I am a college-educated woman who takes great offense at Judy Mann's assuming that Molly Yard and NOW speak for me {"Outdated Patriarchy Supports Souter," Metro, Sept. 21}. I regard Molly Yard's performance at the Souter hearings as one of a whining fanatic feminist who chooses to ignore the big picture of women's rights, and who still insists on crying "It's not fair!" when a man calls her lovely. As a former assistant vice president and commercial lending officer, I found myself well regarded and well respected in a traditionally male-dominated field. Unlike Molly Yard, I regarded being called lovely or attractive as a compliment, not an insult. My male colleagues valued my expertise and advice on many issues, because I had gained their respect by hard work and initiative.

As for the abortion issue, many women, myself included, are active in the pro-life movement. Many women also supported David Souter's nomination. Are we to be considered a part of the "outdated patriarchy" that "supports Souter"?

Having just been involved in a political campaign of pro-life candidates, I can safely estimate that 75 percent of the campaign volunteers I worked with were women. Are we included in the "patriarchal power structure" that Judy Mann refers to?

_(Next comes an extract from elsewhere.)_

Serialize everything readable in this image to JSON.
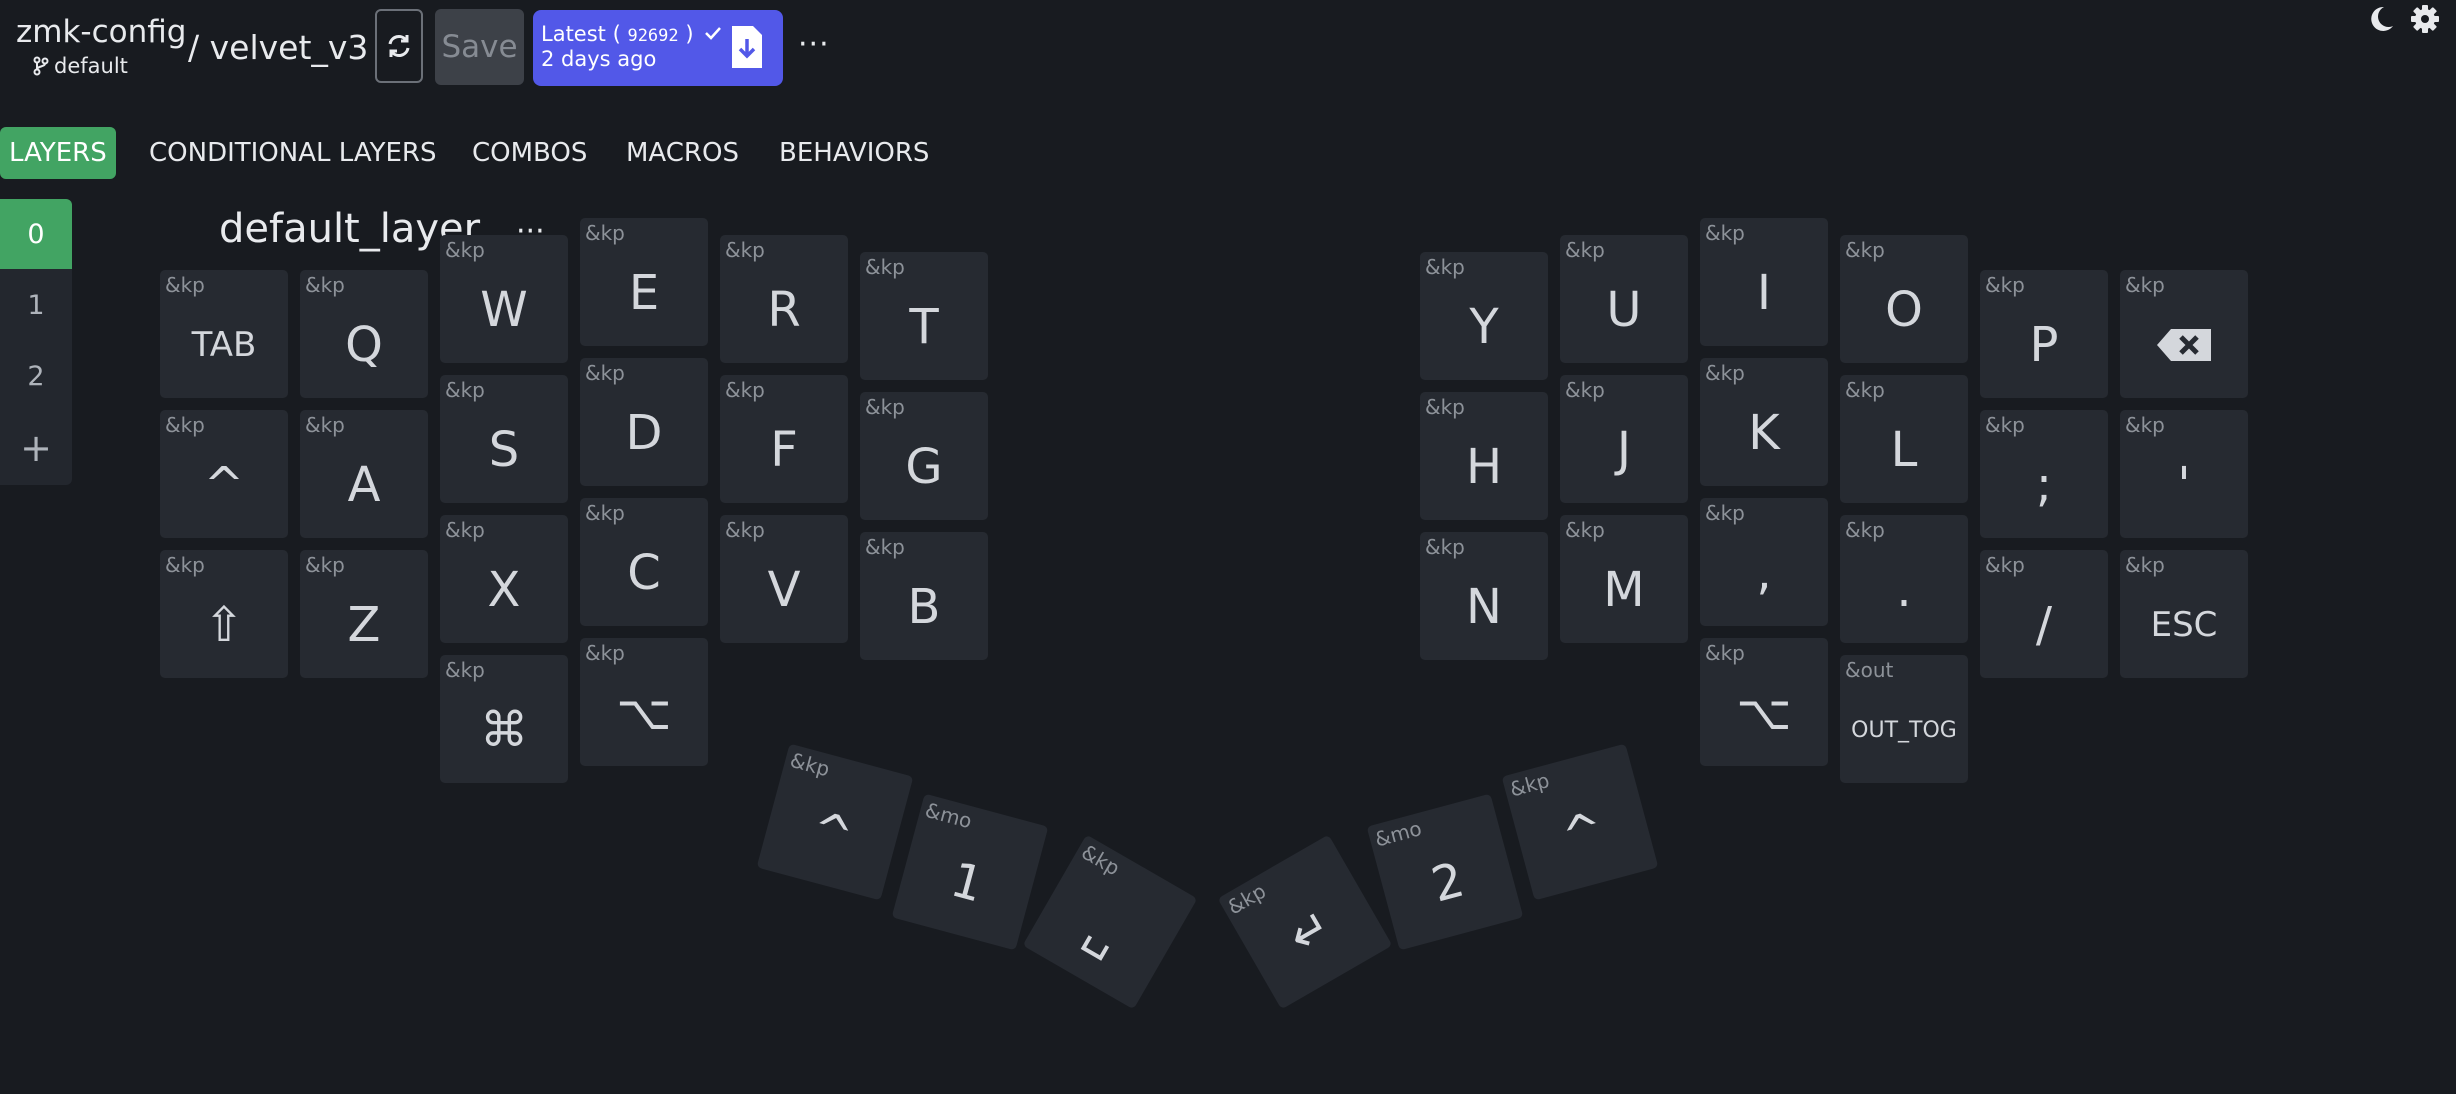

The columnist mentioned several women's groups that were opposed to Judge Souter's nomination, but failed to mention the women's groups that supported and endowed him. Concerned Women for America is one such group, headquartered in Washington. Are the 600,000 women represented by that group also included in the "outdated patriarchy"?

I patently resent the writer's notion that women lacked freedom prior to Roe v. Wade. I believe that in many ways, women lost their freedom with the Roe v. Wade decision. We lost our freedom when we believed the deception that abortion is simply a woman's choice. We lost our freedom when we chose to ignore the fact that abortion stops a beating heart.